Veya hepimizin malumudur ki açlık zamanlarında Peygamberimiz aleyhissalatu vesselam karnına iki tane taş bağlamıştır.Şimdi düşündüğümüzde yeryüzünün en kıymetli varlığı olan peygamberimiz asm.neden böyle sıkıntı çekmiştir. Allah buna neden müsaade etmiştir .Kâfirler ,müşrikler lüks sofralarda hayvanı bir iştahla yemek yerlerken ,peygamberimiz asm.ve ashabı neden böyle imtihan olmuştur.İşte böyle düşündüğümüzde aklımıza peygamberimiz asm'ın üç kişilik bir yemekle yüzlerce kişiyi doyurduğu mucizede  hatırımıza gelmelidir.Sıradan bir beşer gibi yemek yediğini duyduğumuzda aklımıza  ona kızartılarak ikram edilen zehirli bir keçinin, beni yeme ben zehirliyim dediği mucize de aklımıza gelmelidir.

Uhud Savaşı'nda dişinin kırıldığı aklımıza geldiğinde , Taif'te taşlandıktan sonra Cebrail aleyhisselam'ın gelip "İstersen Allah  taifi iki dağ arasına  kapatacak ,helak edecek" demesi de aklımıza gelmelidir

Bir sefer dönüşü kolyesini kaybeden Hz Ayşe'yi kırmamak için orada konaklayan ,sabahleyin develerini kaldırdıklarında kolyenin, devenin altında olduğunu  gören, yani yanındaki kolyeyi Allah bildirmediği takdirde bilemeyen  bir beşeri hale sahip olduğunu duyduğumuzda , sekiz yüz küsür yıl sonra olacak olan İstanbul'un fethini de gaybi bir surette haber halini  de  hatrımıza getirmeliyiz.

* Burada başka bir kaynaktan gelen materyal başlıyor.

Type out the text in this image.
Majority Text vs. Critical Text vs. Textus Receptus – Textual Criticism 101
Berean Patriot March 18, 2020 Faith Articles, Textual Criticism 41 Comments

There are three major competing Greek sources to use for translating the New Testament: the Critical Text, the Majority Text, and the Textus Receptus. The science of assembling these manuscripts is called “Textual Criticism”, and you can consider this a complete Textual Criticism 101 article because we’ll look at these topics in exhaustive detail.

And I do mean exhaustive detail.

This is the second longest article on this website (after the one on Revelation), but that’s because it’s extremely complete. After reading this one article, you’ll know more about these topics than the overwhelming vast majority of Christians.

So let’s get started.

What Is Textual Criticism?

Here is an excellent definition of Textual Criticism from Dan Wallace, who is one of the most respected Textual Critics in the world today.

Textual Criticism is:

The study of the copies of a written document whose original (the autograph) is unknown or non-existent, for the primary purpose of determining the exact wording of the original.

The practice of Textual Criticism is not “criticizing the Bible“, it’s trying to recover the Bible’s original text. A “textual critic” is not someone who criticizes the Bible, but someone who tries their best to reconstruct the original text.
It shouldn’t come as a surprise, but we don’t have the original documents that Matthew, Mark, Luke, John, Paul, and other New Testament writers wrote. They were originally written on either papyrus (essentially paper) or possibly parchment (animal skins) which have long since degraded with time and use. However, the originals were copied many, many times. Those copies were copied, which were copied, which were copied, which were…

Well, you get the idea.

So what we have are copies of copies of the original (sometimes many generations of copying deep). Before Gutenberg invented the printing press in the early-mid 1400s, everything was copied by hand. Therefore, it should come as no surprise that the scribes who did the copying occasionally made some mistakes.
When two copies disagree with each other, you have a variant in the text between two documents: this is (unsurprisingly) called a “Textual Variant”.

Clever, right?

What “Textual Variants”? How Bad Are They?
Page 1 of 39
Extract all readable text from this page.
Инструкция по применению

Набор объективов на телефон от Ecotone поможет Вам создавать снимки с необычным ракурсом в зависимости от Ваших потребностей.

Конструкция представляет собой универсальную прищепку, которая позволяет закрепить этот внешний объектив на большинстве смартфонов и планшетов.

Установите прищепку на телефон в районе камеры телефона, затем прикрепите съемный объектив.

Müşriklerin peygamberimize karşı olan alaycı tavırlarını,hakaretlerini  ,kahkahalarını duydugumuzda aklımıza peygamberimiz asm. ondan  ayrıldığı için herkesin gözü önünde ağlayan kütük parcasıda gelmelidir.

Unutmayalım ki ;Muhammedun beşerun la kelbeşer,Bel hüve kel yakuti beynel hacer

Hazreti Muhammed -sallallahu aleyhi ve sellem- Efendimiz bir beşerdir, lakin diğer insanlar gibi değildir. Taşların arasında yakut ne ise Allah Rasulü de insanlar arasında öyledir.”